«Завтра. Завтра решится», – подхватил сковородку и водрузил на стол. Тыкал вилкой в слипшиеся макароны. Жевал, считая потерянные дни: начни он неделю назад, давным-давно замок был бы починен. Покончив с ужином, сложил в таз грязную посуду, залил водой.
С чашкой простокваши в руке вышел, уже привычно подпер дверь. Перед соседским участком темнел силуэт машины.
«Не уехали, – отметил с неудовольствием. – А что, если?.. Нет, вряд ли…»
Вчера, когда стоял у окна, перетаптывался босыми ногами, эта мысль как-то не сложилась. Просто не мог себе представить, что та девочка может управлять такой огромной машиной. Дочь ближайших соседей. Приходила к матери – за цветочной рассадой.
Приоткрыл калитку. Сделал несколько шагов, осторожно, словно входя в озеро, невидимое во мраке. Вода начиналась от самого забора, огораживающего клочок суши, с которого только что сошел в воду. Пока что неглубокую…
Лампочка, пылавшая за спиной, выдавала его присутствие. Точнее, могла выдать, если бы женщина, скрывавшаяся в соседнем доме, подошла к окну. Возможно, она и подошла и теперь стояла, скрываясь за занавесками… Как сам он – вчера.
Он двинулся вперед, крадучись, стараясь держаться поближе к забору. Искусственный источник света скрылся за углом. Казалось, свет льется ниоткуда, висит золотистым облаком, словно сам по себе, как, собственно, и до́лжно на исходе второго дня, когда руки бога, творящего мир, еще не дошли до источников света – прямого и отраженного: солнца и луны. До этого надо пережить еще один день – третий, когда по божьему велению из земли произрастет трава, сеющая семя, и дерево, приносящее плод по роду его.
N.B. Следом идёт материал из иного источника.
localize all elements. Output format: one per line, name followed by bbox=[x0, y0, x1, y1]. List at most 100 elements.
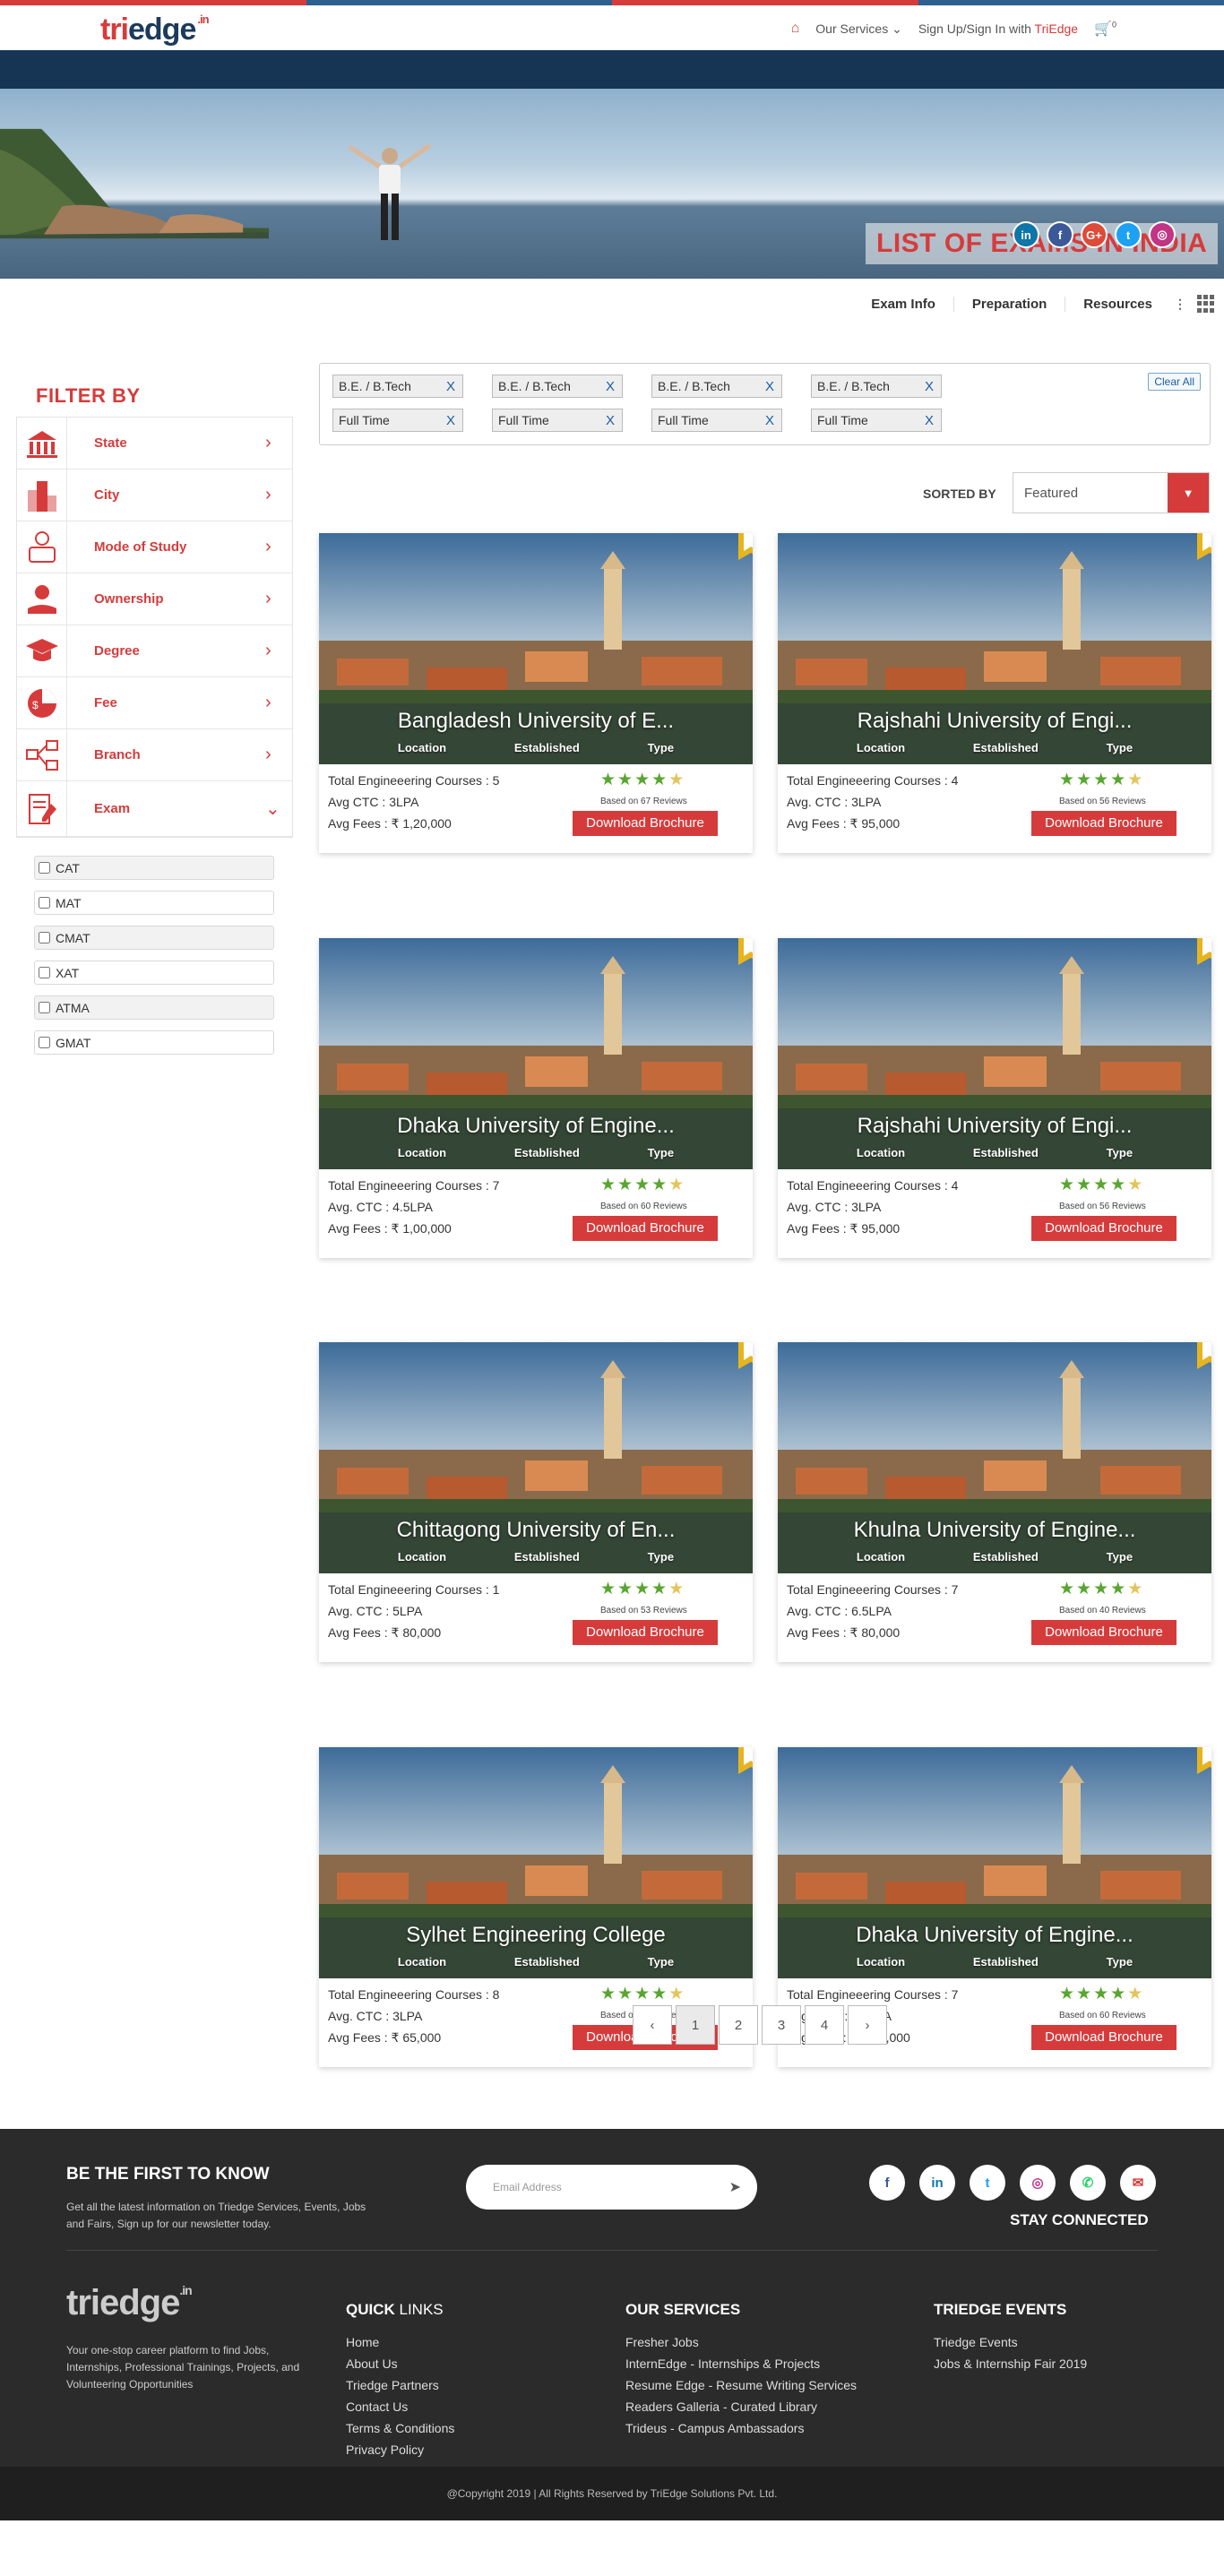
remove-tag-icon[interactable]: X bbox=[925, 413, 934, 428]
service-link[interactable]: Trideus - Campus Ambassadors bbox=[625, 2417, 857, 2439]
quick-link[interactable]: Triedge Partners bbox=[346, 2374, 454, 2396]
chevron-right-icon[interactable]: › bbox=[265, 433, 292, 453]
exam-option[interactable]: CAT bbox=[34, 856, 274, 880]
download-brochure-button[interactable]: Download Brochure bbox=[1031, 1216, 1177, 1241]
next-page-icon[interactable]: › bbox=[848, 2005, 887, 2045]
college-card[interactable]: Khulna University of Engine... Location Es… bbox=[778, 1342, 1211, 1662]
college-card[interactable]: Chittagong University of En... Location Es… bbox=[319, 1342, 753, 1662]
prev-page-icon[interactable]: ‹ bbox=[633, 2005, 672, 2045]
chevron-right-icon[interactable]: › bbox=[265, 745, 292, 765]
college-name[interactable]: Dhaka University of Engine... bbox=[319, 1114, 753, 1139]
newsletter-email-input[interactable]: Email Address ➤ bbox=[466, 2165, 757, 2210]
event-link[interactable]: Jobs & Internship Fair 2019 bbox=[934, 2353, 1087, 2374]
remove-tag-icon[interactable]: X bbox=[925, 379, 934, 394]
subnav-exam-info[interactable]: Exam Info bbox=[853, 297, 953, 312]
linkedin-icon[interactable]: in bbox=[919, 2165, 955, 2201]
remove-tag-icon[interactable]: X bbox=[446, 379, 455, 394]
remove-tag-icon[interactable]: X bbox=[446, 413, 455, 428]
facebook-icon[interactable]: f bbox=[1047, 221, 1073, 248]
caret-down-icon[interactable]: ▼ bbox=[1168, 473, 1209, 513]
whatsapp-icon[interactable]: ✆ bbox=[1070, 2165, 1106, 2201]
tag-degree[interactable]: B.E. / B.Tech X bbox=[492, 375, 623, 398]
our-services-menu[interactable]: Our Services ⌄ bbox=[815, 22, 902, 37]
twitter-icon[interactable]: t bbox=[1115, 221, 1142, 248]
subnav-resources[interactable]: Resources bbox=[1065, 296, 1170, 312]
chevron-right-icon[interactable]: › bbox=[265, 693, 292, 713]
send-icon[interactable]: ➤ bbox=[729, 2178, 741, 2196]
filter-state[interactable]: State › bbox=[17, 418, 292, 470]
facebook-icon[interactable]: f bbox=[869, 2165, 905, 2201]
college-name[interactable]: Bangladesh University of E... bbox=[319, 709, 753, 734]
exam-option[interactable]: GMAT bbox=[34, 1030, 274, 1055]
clear-all-button[interactable]: Clear All bbox=[1148, 373, 1201, 391]
chevron-right-icon[interactable]: › bbox=[265, 537, 292, 557]
download-brochure-button[interactable]: Download Brochure bbox=[573, 1216, 718, 1241]
twitter-icon[interactable]: t bbox=[970, 2165, 1005, 2201]
service-link[interactable]: Readers Galleria - Curated Library bbox=[625, 2396, 857, 2417]
remove-tag-icon[interactable]: X bbox=[606, 379, 615, 394]
instagram-icon[interactable]: ◎ bbox=[1149, 221, 1176, 248]
tag-mode[interactable]: Full Time X bbox=[651, 409, 782, 432]
footer-logo[interactable]: triedge.in bbox=[66, 2283, 193, 2323]
subnav-preparation[interactable]: Preparation bbox=[952, 296, 1065, 312]
page-button[interactable]: 2 bbox=[719, 2005, 758, 2045]
exam-checkbox[interactable] bbox=[39, 967, 50, 978]
service-link[interactable]: InternEdge - Internships & Projects bbox=[625, 2353, 857, 2374]
exam-option[interactable]: MAT bbox=[34, 891, 274, 915]
quick-link[interactable]: Contact Us bbox=[346, 2396, 454, 2417]
college-card[interactable]: Dhaka University of Engine... Location Est… bbox=[319, 938, 753, 1258]
quick-link[interactable]: Privacy Policy bbox=[346, 2439, 454, 2460]
page-button[interactable]: 1 bbox=[676, 2005, 715, 2045]
exam-checkbox[interactable] bbox=[39, 897, 50, 909]
chevron-right-icon[interactable]: › bbox=[265, 589, 292, 609]
linkedin-icon[interactable]: in bbox=[1013, 221, 1039, 248]
email-icon[interactable]: ✉ bbox=[1120, 2165, 1156, 2201]
remove-tag-icon[interactable]: X bbox=[765, 413, 774, 428]
chevron-down-icon[interactable]: ⌄ bbox=[265, 797, 292, 820]
chevron-right-icon[interactable]: › bbox=[265, 641, 292, 661]
remove-tag-icon[interactable]: X bbox=[606, 413, 615, 428]
download-brochure-button[interactable]: Download Brochure bbox=[1031, 811, 1177, 836]
college-name[interactable]: Khulna University of Engine... bbox=[778, 1518, 1211, 1543]
quick-link[interactable]: About Us bbox=[346, 2353, 454, 2374]
filter-branch[interactable]: Branch › bbox=[17, 729, 292, 781]
remove-tag-icon[interactable]: X bbox=[765, 379, 774, 394]
download-brochure-button[interactable]: Download Brochure bbox=[1031, 2025, 1177, 2050]
tag-mode[interactable]: Full Time X bbox=[811, 409, 942, 432]
signin-link[interactable]: Sign Up/Sign In with TriEdge bbox=[918, 22, 1078, 36]
exam-option[interactable]: XAT bbox=[34, 961, 274, 985]
tag-degree[interactable]: B.E. / B.Tech X bbox=[811, 375, 942, 398]
tag-mode[interactable]: Full Time X bbox=[332, 409, 463, 432]
exam-checkbox[interactable] bbox=[39, 862, 50, 874]
service-link[interactable]: Resume Edge - Resume Writing Services bbox=[625, 2374, 857, 2396]
service-link[interactable]: Fresher Jobs bbox=[625, 2331, 857, 2353]
tag-degree[interactable]: B.E. / B.Tech X bbox=[651, 375, 782, 398]
sort-select[interactable]: Featured ▼ bbox=[1013, 472, 1210, 513]
filter-degree[interactable]: Degree › bbox=[17, 625, 292, 677]
exam-checkbox[interactable] bbox=[39, 1037, 50, 1048]
instagram-icon[interactable]: ◎ bbox=[1020, 2165, 1056, 2201]
filter-fee[interactable]: $ Fee › bbox=[17, 677, 292, 729]
filter-ownership[interactable]: Ownership › bbox=[17, 573, 292, 625]
college-card[interactable]: Rajshahi University of Engi... Location Es… bbox=[778, 533, 1211, 853]
event-link[interactable]: Triedge Events bbox=[934, 2331, 1087, 2353]
download-brochure-button[interactable]: Download Brochure bbox=[573, 1620, 718, 1645]
college-name[interactable]: Chittagong University of En... bbox=[319, 1518, 753, 1543]
chevron-right-icon[interactable]: › bbox=[265, 485, 292, 505]
filter-mode-of-study[interactable]: Mode of Study › bbox=[17, 521, 292, 573]
page-button[interactable]: 3 bbox=[762, 2005, 801, 2045]
quick-link[interactable]: Terms & Conditions bbox=[346, 2417, 454, 2439]
logo[interactable]: triedge .in bbox=[100, 13, 210, 47]
exam-checkbox[interactable] bbox=[39, 932, 50, 943]
college-card[interactable]: Rajshahi University of Engi... Location Es… bbox=[778, 938, 1211, 1258]
cart-icon[interactable]: 🛒0 bbox=[1094, 20, 1116, 38]
apps-grid-icon[interactable] bbox=[1197, 295, 1215, 313]
exam-checkbox[interactable] bbox=[39, 1002, 50, 1013]
tag-mode[interactable]: Full Time X bbox=[492, 409, 623, 432]
exam-option[interactable]: CMAT bbox=[34, 926, 274, 950]
google-plus-icon[interactable]: G+ bbox=[1081, 221, 1108, 248]
page-button[interactable]: 4 bbox=[805, 2005, 844, 2045]
quick-link[interactable]: Home bbox=[346, 2331, 454, 2353]
more-dots-icon[interactable]: ⋮ bbox=[1174, 297, 1186, 312]
college-name[interactable]: Rajshahi University of Engi... bbox=[778, 1114, 1211, 1139]
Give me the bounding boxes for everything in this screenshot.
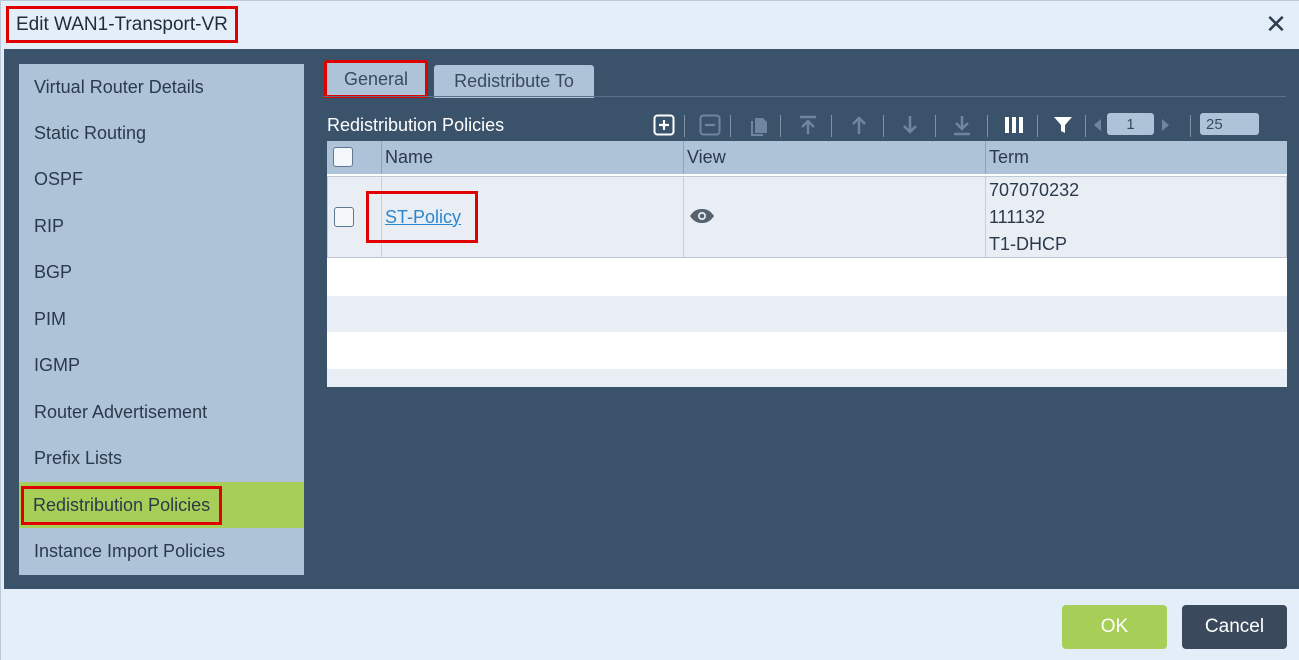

Кусты и деревья, образующие кромку леса, сливались в темную неразличимую массу.
Обратно он шел уже решительным шагом, всем своим видом показывая: ему скрываться не от кого. Просто вышел за калитку. Мало ли зачем… Например, прогуляться. «Да, вот именно. Перед сном. Подышать свежим воздухом. Ночью и вправду свеже́е».
Взошел на крыльцо. «А может, и раньше приезжала… Это я не приезжал».
Дочь выросла там, у тещи. Дачный поселок Мга. Добираться проще – на электричке всего минут сорок по направлению к Москве. Участок тоже далеко от станции, но ходит местный автобус. Не то, что здесь – три километра пешком. Конечно, дело не в удобствах, какие там удобства! Только электричество. Воду и ту качали помпой… «Но здесь же лес и чистое озеро!» Жена стояла непреклонно. Первые годы старалась выразить деликатно: скучаю по родителям, и вообще там привычнее. Потом, когда пошли скандалы: не могу! На вашей даче я – никто. «Ну почему, почему?» Кричала ужасным голосом: потому! Потому что ты здесь – никто!.. И звать тебя никак!.. Возил ребенку продукты. Без ночевки: туда и обратно. Обратно нагружали готовыми банками. У тестя с тещей тоже сад и огород. Образцовый, под стать родительскому. Банки – вечный камень преткновения. Привозил, ставил в кладовку. Мать молчала, но на стол ставила свои. Жена демонстративно отказывалась. Тоже мо́лча, но выражение лица… Твердое. Казалось бы, все одинаковое: огурцы, помидоры, патиссоны. Но ведь как-то различали. Всегда…
Щелкнул выключателем. Ждал, что теперь, в кромешной тьме, высветятся звезды, но небо, будто обложенное низкими тучами, казалось пустым.
Трава, деревья, грибы
(среда)
За оградой хозяйственного двора маячил продавец в красной кепке, но не с рулеткой, а с блокнотом. Останавливаясь у каждого штабеля, что-то прикидывал на глаз.
Сидя на вчерашнем камне, он следил за его передвижениями, слегка поеживаясь, время от времени поглядывая по сторонам. От пруда, затянутого ряской, тянуло бензином. Или машинным маслом. «Машины, что ли, моют? – встал и прошелся взад вперед: от валуна до помойки и обратно. За эти полчаса, которые провел в ожидании рабочих, солнце так и не выглянуло. – Надо было куртку надеть…» – по голым рукам бежали мурашки. Утром было не до этого: стоял на крыльце, не чувствуя холода, не замечая неба, обложенного тучами. Смотрел на дверь. Дверь во времянку была закрыта – черенок сторожил крепко и надежно.